In the matter of Deputy Commission of Taxation v Thomas Wilson  NSWDC 302, the New South Wales District Court found against a company director for failing to comply with his duties. In doing so, Mahoney SC DCJ refused to mitigate on the basis of the director’s ‘difficult’ co-directors, asserting that there is no reprieve available to directors who fail to uphold their obligations.
In April 2015, Global Piling Contractors Pty Ltd was incorporated, with Mr Wilson, Mr Wheatley and Mrs Wheatley appointed as directors. Mr Wilson and Mr Wheatley each owned a 50% share in the company.
According to Mr Wilson, it was agreed at the time of incorporation that the directors were not employees of the company and thus would not receive salaries. Rather, they would draw money by way of dividends. In fact, the company was to have no employees, but would instead engage the services of contractors as required.
However, in 2015 the company withheld monies due to the Deputy Commissioner of Taxation on two occasions, before lodging Business Activity Statements which identified two amounts withheld for PAYG tax on employee salaries. The PAYG tax was never paid. Accordingly, in February 2016, Mr Wilson was issued with a Director Penalty Notice (DPN) for failing to remit PAYGW to the value of $111,798 to the ATO.
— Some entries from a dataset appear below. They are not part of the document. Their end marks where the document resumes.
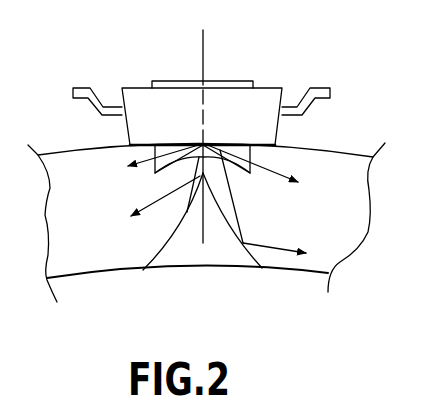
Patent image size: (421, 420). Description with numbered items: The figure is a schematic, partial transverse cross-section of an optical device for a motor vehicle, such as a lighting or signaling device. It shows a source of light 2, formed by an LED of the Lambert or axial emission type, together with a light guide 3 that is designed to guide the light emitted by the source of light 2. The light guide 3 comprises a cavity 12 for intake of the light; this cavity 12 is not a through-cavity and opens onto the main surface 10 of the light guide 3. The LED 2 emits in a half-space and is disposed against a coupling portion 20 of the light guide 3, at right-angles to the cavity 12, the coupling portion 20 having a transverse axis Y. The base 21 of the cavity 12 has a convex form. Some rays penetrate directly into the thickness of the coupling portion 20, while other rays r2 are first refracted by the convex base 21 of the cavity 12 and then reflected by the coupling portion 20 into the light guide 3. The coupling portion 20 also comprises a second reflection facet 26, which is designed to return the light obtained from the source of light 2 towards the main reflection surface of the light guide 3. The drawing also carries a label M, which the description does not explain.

The source of light 2 is at (253, 110).
The light guide 3 is at (72, 253).
The main surface 10 is at (65, 150).
The cavity 12 is at (252, 156).
The coupling portion 20 is at (242, 281).
The base of the cavity 21 is at (172, 163).
The second reflection facet 26 is at (158, 252).
The transverse axis Y is at (202, 57).
The direction of movement M is at (266, 173).
The rays r2 is at (274, 236).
At trial, Mr Wilson submitted that from the time of incorporation until he received the DPN, he believed the company had systems in place to ensure it complied with its taxation obligations and remitted all amounts due to the ATO. He asserted that he thought those sums would be limited to GST and upon receiving the DPN, he did not understand that the amounts claimed were on account of taxes withheld by the company for wages paid to employees.
Moreover, Mr Wilson submitted that upon receiving the DPN, he phoned Mrs Wheatley who informed him that the amounts claimed in the DPN were on account of taxes withheld from wages paid to workers and not remitted to the ATO. Mr Wilson was also informed that Mr Wheatley had been hiring employees, rather than engaging contractors – a decision which he submitted he had not previously been made aware of. Further, Mr Wilson was informed that both Mr and Mrs Wheatley had also received a DPN and that ATB Partners would be engaged to formulate a payment plan with the ATO.
On 22 February 2016, at Mr Wilson’s request, a meeting of the company was held to discuss the outstanding taxation liability and the company’s ability to pay it. With no involvement in the day-to-day running of the company, and concerned that the company was insolvent, Mr Wilson was apprehensive about his exposure as a Director under the DPN. He subsequently moved a resolution that the company enter into voluntary administration. However, Mr and Mrs Wheatley contended that the company was simply experiencing a ‘temporary lack of liquidity’, and consequently dismissed the motion. They also rejected a secondary resolution by Mr Wilson that the directors convene a general meeting of the members of the company for the purpose of appointing a liquidator.
Mr Wilson subsequently sought legal advice on how to put the company into administration or cause the company to be wound up to avoid liability under the DPN. Mr Wilson was informed that he alone could not put the company into the administration, and that in order to avoid liability under the DPN, the company would need to pay its outstanding taxation liabilities. Mr Wilson was also advised that he could apply to the court for a winding up order but that it would be a difficult process and that by the time an application was heard in court, the time for compliance with the DPN would likely have expired.
In August 2016, Mr and Mrs Wheatley agreed to appoint an administrator, who the court subsequently appointed as a liquidator.
In September 2018, the matter was brought before Mahoney DCJ, with the Deputy Commissioner of Taxation alleging that pursuant to section 255-45 of the Taxation Administration Act, it had a prima facie entitlement to the debt due by virtue of an evidentiary certificate. However, Mr Wilson relied on the statutory defence under s 269-35. Accordingly, the court was required to determine whether Mr Wilson had taken “all steps which were reasonable, having regard to the circumstances of which the defendant, acting reasonably, knew or ought to have known, to ensure that the directors complied with the section.”
Having considered the test in Saunig, the court held that the Mr Wilson had failed to take all reasonable steps, concluding that he “failed to inform himself of the way in which the company was being managed and operated.” In doing so, Mahoney DCJ held that Mr Wilson ought to have known that the company was incurring a tax liability by way of PAYGW. His Honour also concluded that there were further steps available to Mr Wilson, including calling another meeting to persuade his co-directors to appoint an administrator or to have brought an application for leave to wind up the company. Mr Wilson was therefore ordered to pay the debt in the amount of $111,798 plus interest, pursuant to section 100 of the Civil Procedure Act 2005.
Ultimately, this case serves as a warning to other directors that they cannot claim ignorance to satisfy the objective test and absolve their duties as a director.